Version 7—which will be close to final—will be emailed shortly.’

love ted


  1. Version SEVEN? Give me a break! You could obit the President in fewer drafts than that!

  2. Dear Ted,

    You Pretentious Ass Twit

    All those other obituary writers - many of them professional writers and journalists, must be Doing It Wrong then.

    Sorry, this is not a place to show off your fancy language skills. This is where you impart the relevant information in the way that is least likely to confuse your audience. Which includes recognizing that this particular audience wants basic details in an organized fashion, not storytelling in which they are waiting for earlier info to be filled in as they immerse themselves in the piece.

    love backatcha!

    - AC

    1. Seconded. It's a memorial, not a freshman-year term paper. I don't recall even *having* drafts for my grandpa's resume. My dad and uncles included all the pertinent information, I gave it a quick proofread for errors and to make sure all the names and dates were in there, and that was it. All the stories and praise and fond memories are what the visitation, wake, and funeral Mass were for.

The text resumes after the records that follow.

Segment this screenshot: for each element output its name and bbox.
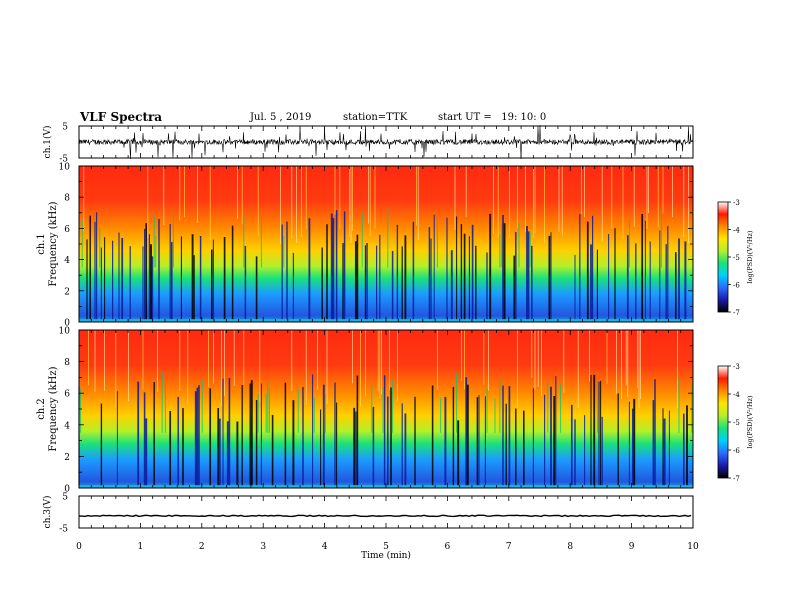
y-tick-label: 2 [64,453,70,463]
colorbar-tick-label: -5 [733,254,740,262]
colorbar-tick-label: -6 [733,447,740,455]
colorbar: -3 -4 -5 -6 -7 log(PSD)(V²/Hz) [717,363,754,483]
y-tick-label: 6 [64,390,70,400]
x-tick-label: 7 [506,542,512,552]
ch1-spectrogram-panel-axes [78,165,694,323]
ch2-spectrogram-panel: 0 2 4 6 8 10 ch.2Frequency (kHz) -3 -4 -5 -6 -7 log(… [36,327,754,495]
colorbar-tick-label: -3 [733,363,740,371]
x-tick-label: 2 [199,542,205,552]
y-tick-label: 4 [64,256,70,266]
colorbar: -3 -4 -5 -6 -7 log(PSD)(V²/Hz) [717,199,754,317]
x-tick-label: 1 [138,542,144,552]
y-tick-label: 8 [64,194,70,204]
x-tick-label: 10 [687,542,699,552]
x-tick-label: 4 [322,542,328,552]
colorbar-scale [717,201,729,313]
colorbar-label: log(PSD)(V²/Hz) [746,395,754,448]
spectrogram-ylabel: ch.2Frequency (kHz) [36,366,59,451]
x-tick-label: 6 [445,542,451,552]
y-tick-label: 4 [64,421,70,431]
y-tick-label: 0 [64,485,70,495]
colorbar-tick-label: -3 [733,199,740,207]
y-tick-label: -5 [59,525,68,535]
time-axis: 0 1 2 3 4 5 6 7 8 9 10 Time (min) [76,542,699,561]
waveform-trace [78,124,694,160]
station-label: station=TTK [343,112,408,123]
colorbar-tick-label: -7 [733,309,740,317]
colorbar-tick-label: -5 [733,419,740,427]
waveform-ylabel: ch.3(V) [42,496,53,529]
x-tick-label: 8 [567,542,573,552]
waveform-trace [79,514,692,518]
y-tick-label: 10 [59,163,71,173]
colorbar-scale [717,365,729,479]
ylabel-line: ch.1 [36,233,47,255]
y-tick-label: -5 [59,155,68,165]
y-tick-label: 5 [62,493,68,503]
colorbar-tick-label: -6 [733,282,740,290]
figure-title: VLF Spectra [80,110,163,124]
ylabel-line: ch.2 [36,398,47,420]
x-axis-label: Time (min) [361,550,411,561]
waveform-ylabel: ch.1(V) [42,126,53,159]
spectrogram-ylabel: ch.1Frequency (kHz) [36,201,59,286]
ylabel-line: Frequency (kHz) [48,201,59,286]
x-tick-label: 5 [383,542,389,552]
start-ut-label: start UT = 19: 10: 0 [438,112,547,123]
date-label: Jul. 5 , 2019 [250,112,312,123]
y-tick-label: 10 [59,327,71,337]
colorbar-label: log(PSD)(V²/Hz) [746,230,754,283]
ch2-spectrogram-panel-axes [78,329,694,489]
y-tick-label: 5 [62,123,68,133]
y-tick-label: 6 [64,225,70,235]
colorbar-tick-label: -4 [733,227,740,235]
ch1-spectrogram-panel: 0 2 4 6 8 10 ch.1Frequency (kHz) -3 -4 -5 -6 -7 log(… [36,163,754,329]
y-tick-label: 0 [64,319,70,329]
y-tick-label: 2 [64,287,70,297]
ylabel-line: Frequency (kHz) [48,366,59,451]
colorbar-tick-label: -7 [733,475,740,483]
x-tick-label: 9 [629,542,635,552]
colorbar-tick-label: -4 [733,391,740,399]
x-tick-label: 3 [260,542,266,552]
ch1-waveform-panel-axes [78,125,694,159]
x-tick-label: 0 [76,542,82,552]
ch3-waveform-panel-axes [78,495,694,529]
y-tick-label: 8 [64,358,70,368]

    2. After I wrote this, I decided I might want to double-check my high horse, so I went and looked up my grandfather's "featured" aka written by a professional staff writer obit. In The Washington Post, so also not some rural paper where anybody who is willing to write the thing gets the job.

      1st few paragraphs, the major thing he was primarily known for that warranted such a write-up, the effects of it, and a couple of quotes from others on that relevance.

      Remainder: His life in chronological order.

      - AC

    3. All the stories and praise and fond memories are what the visitation, wake, and funeral Mass were for.

      Welllllll. No fond memories!

    4. AC, I have already sent your comment to Primo! He was SO PISSED at Ted. I truly am surprised that Ted does not end every day with a bloody nose.

  3. Wow. When we had to organize my grandmother's funeral, the funeral home had a stock form. All we had to do was provide the details for the blanks and proofread it. They even took care of sending it to the newspaper. But I'm pretty certain, those professionals would have cut Ted off at draft two.

    1. We knew my dad was dying for weeks, but didn't write the obit until the day after he died. My mom and I spent 30 minutes on it - all that had to be in it was the time and place of the funeral. All the people who needed to know who my dad was already knew.

  4. I saw this article today and it reminded me oh, so much of Sly and S.O.S. As you so famously said once, "Pot, Meet Kettle!"

    1. emma, I don't even have to read this article to laugh at the comparison! (I am on the train and am supposed to be working.)

  5. This drives me insane for so many reason:

    - Version 7? I write for a living and can knock out detailed proposals in less than four drafts. How does a paragraph require seven versions?

    - "Perfunctory, chronological storytelling is the bastion of beginners." - I'm sorry, Ted is a dick. I'm not trying to downplay anything, but he's not writing the next great novel. There are plenty of occasions where chronological storytelling makes sense, and I would argue this obituary is one of them.

    - If three of Ted's friends are really asking him about the status of the obituary (spoiler alert, I bet they're not), then he can explain that his father just died, everyone is trying to process it, and the obituary will be posted closer to the date of the funeral. That's it. Nobody is going to challenge that.

    I'm sorry for what you and your husband had to go through. I really enjoy your blog, and I think you guys are incredibly tough people.